Case Study : How luroConnect Insight detected network throttling by a cloud provider

Introduction

“The site is slow” is very common complaint made. A system administrator gets this complaint and is really not sure what to do. Typically the system administrator will

  • run top command to see if the system parameters are good, typically CPU and load average
  • check mysql slow log to see if any queries are slowing down

The typical solution might involve restarting various services

  • nginx
  • php-fpm
  • mysql

The problem seems to go away only sometimes to reappear. If on a cloud service, a solution might be to add more cloud app servers.
But, when CPU load is not high and load average is not high, what do you do?

We had one such instance for a luroConnect customer – a funded eCommerce site servicing the B2C and B2B markets. They had recently moved to a new service provider with larger servers including physical servers for the app and db with some VMs to take additional load.
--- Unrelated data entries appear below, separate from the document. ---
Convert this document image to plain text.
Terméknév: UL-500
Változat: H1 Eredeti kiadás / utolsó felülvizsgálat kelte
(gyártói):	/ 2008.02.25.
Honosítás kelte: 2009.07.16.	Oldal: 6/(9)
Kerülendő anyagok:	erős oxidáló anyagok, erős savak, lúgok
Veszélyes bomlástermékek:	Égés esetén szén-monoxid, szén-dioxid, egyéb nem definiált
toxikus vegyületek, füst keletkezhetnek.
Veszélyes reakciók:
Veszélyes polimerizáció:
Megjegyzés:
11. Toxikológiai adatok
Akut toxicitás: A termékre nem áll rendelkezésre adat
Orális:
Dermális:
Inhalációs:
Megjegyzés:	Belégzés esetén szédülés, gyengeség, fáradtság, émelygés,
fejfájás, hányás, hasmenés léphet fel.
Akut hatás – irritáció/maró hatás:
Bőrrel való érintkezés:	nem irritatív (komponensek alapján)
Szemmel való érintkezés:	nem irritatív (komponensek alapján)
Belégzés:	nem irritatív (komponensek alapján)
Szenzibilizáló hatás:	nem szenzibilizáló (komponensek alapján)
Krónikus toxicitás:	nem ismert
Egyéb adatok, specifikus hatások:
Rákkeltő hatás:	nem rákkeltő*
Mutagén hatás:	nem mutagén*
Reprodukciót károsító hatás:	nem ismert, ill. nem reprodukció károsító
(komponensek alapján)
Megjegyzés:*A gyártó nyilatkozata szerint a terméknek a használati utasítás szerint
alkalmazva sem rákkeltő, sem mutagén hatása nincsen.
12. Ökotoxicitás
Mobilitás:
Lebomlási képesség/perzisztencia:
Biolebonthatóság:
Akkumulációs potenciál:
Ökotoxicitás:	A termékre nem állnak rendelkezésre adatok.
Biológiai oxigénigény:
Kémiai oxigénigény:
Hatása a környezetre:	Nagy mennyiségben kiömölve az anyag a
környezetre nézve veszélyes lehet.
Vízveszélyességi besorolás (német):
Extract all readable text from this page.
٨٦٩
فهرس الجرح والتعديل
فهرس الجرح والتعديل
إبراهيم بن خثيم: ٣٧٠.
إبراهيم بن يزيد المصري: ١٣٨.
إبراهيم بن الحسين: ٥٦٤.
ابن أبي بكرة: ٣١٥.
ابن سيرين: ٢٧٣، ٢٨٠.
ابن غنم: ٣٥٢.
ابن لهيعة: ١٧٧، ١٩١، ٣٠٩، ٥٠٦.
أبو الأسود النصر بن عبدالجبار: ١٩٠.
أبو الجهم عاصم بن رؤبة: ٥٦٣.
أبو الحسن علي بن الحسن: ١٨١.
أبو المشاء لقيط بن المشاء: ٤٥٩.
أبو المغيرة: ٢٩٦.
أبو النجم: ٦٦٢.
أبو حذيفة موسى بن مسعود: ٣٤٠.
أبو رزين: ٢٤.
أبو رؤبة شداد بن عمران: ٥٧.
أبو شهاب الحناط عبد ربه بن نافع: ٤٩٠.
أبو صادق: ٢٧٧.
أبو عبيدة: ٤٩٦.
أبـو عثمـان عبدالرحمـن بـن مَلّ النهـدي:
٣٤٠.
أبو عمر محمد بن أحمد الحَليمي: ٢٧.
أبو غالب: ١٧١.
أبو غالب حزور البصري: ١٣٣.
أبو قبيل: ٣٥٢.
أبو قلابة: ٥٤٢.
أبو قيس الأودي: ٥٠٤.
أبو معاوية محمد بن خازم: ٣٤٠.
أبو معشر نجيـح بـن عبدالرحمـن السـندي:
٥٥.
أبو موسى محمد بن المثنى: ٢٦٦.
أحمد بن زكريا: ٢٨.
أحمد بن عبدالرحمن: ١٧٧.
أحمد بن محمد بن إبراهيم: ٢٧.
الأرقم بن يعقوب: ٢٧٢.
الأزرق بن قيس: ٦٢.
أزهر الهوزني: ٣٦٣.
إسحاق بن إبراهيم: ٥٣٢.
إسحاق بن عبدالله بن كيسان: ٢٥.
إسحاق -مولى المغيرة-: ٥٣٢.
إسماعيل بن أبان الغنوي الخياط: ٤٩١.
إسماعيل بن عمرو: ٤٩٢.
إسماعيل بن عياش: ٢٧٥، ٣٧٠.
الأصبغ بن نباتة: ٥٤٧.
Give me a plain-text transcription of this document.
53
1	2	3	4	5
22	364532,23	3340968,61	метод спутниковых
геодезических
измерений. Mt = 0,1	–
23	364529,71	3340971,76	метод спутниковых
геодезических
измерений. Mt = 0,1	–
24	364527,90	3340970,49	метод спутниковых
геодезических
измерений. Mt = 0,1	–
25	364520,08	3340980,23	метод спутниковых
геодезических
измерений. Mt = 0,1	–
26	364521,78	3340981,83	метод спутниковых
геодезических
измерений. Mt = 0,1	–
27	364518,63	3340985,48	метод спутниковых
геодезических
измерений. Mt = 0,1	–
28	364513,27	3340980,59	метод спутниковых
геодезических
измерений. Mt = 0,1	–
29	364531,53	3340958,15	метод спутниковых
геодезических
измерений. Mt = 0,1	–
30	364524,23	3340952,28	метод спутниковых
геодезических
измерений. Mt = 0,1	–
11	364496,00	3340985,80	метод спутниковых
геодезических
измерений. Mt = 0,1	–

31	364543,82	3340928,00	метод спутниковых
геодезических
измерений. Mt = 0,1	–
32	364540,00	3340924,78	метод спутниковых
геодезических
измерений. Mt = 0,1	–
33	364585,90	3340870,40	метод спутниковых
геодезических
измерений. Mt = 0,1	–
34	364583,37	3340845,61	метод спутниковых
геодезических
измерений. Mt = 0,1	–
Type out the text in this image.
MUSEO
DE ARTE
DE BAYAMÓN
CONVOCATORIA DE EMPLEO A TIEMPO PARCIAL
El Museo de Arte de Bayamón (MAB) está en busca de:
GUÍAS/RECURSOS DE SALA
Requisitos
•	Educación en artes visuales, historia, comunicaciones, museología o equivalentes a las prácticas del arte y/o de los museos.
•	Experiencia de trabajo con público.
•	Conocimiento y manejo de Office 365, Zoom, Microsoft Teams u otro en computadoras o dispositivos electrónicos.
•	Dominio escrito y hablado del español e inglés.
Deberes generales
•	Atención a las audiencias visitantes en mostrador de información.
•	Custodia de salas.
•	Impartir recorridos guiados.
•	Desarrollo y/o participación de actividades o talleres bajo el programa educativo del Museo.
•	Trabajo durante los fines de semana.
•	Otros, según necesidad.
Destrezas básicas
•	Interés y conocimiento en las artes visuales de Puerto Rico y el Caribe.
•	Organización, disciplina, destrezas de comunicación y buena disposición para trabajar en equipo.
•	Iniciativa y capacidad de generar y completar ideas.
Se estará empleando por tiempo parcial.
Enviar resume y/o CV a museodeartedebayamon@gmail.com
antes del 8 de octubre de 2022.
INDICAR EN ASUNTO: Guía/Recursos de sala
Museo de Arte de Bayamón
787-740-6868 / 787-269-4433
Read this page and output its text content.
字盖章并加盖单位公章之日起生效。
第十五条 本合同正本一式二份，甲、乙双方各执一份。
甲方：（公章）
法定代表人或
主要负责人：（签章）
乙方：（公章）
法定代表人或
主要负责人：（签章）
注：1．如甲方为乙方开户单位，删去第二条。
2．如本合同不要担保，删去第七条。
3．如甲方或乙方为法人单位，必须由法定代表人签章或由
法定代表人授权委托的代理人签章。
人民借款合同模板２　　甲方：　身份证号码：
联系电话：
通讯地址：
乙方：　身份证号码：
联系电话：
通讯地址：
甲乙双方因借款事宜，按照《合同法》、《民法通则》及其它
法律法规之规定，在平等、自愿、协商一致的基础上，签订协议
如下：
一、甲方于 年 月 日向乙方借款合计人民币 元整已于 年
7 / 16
CPU, memory, load average, slow logs did not report any load at all – infact we found that the CPU and load average were way below our expectation based on the hits. We then setup luroConnect Insight log file analytics to observe the nginx log file. The reponse vs upstream average plot was the one that alarmed us. Nginx log file parameters $request_time and $upstream_response_time are setup as part of the standard luroConnect Insight setup. This allows tracking of php responses independent of the response time which as an end-to-end response time.
$request_time : request processing time in seconds with a milliseconds resolution; time elapsed between the first bytes were read from the client and the log write after the last bytes were sent to the client
$upstream_response_time : keeps time spent on receiving the response from the upstream server; the time is kept in seconds with millisecond resolution.

The difference can be due to slower internet connection of a browser. However, at the high hit rate the site got, that was unlikely. The only possible explanation was a network issue with the cloud service provider, possibly throttling of the internet connection.

The resolution

We talked to the service provider with proof and convinced them of the method used to make the observations – which were clearly unique to what they had seen earlier. We then setup a test by creating a flood of requests from another server on the same subnet and got the same throttling result.
They investigated to find a misconfigured network equipment.

Conclusion

luroConnect was not designed with this use case in mind. But it was designed to give insights into the web server that regular monitoring tools do not give.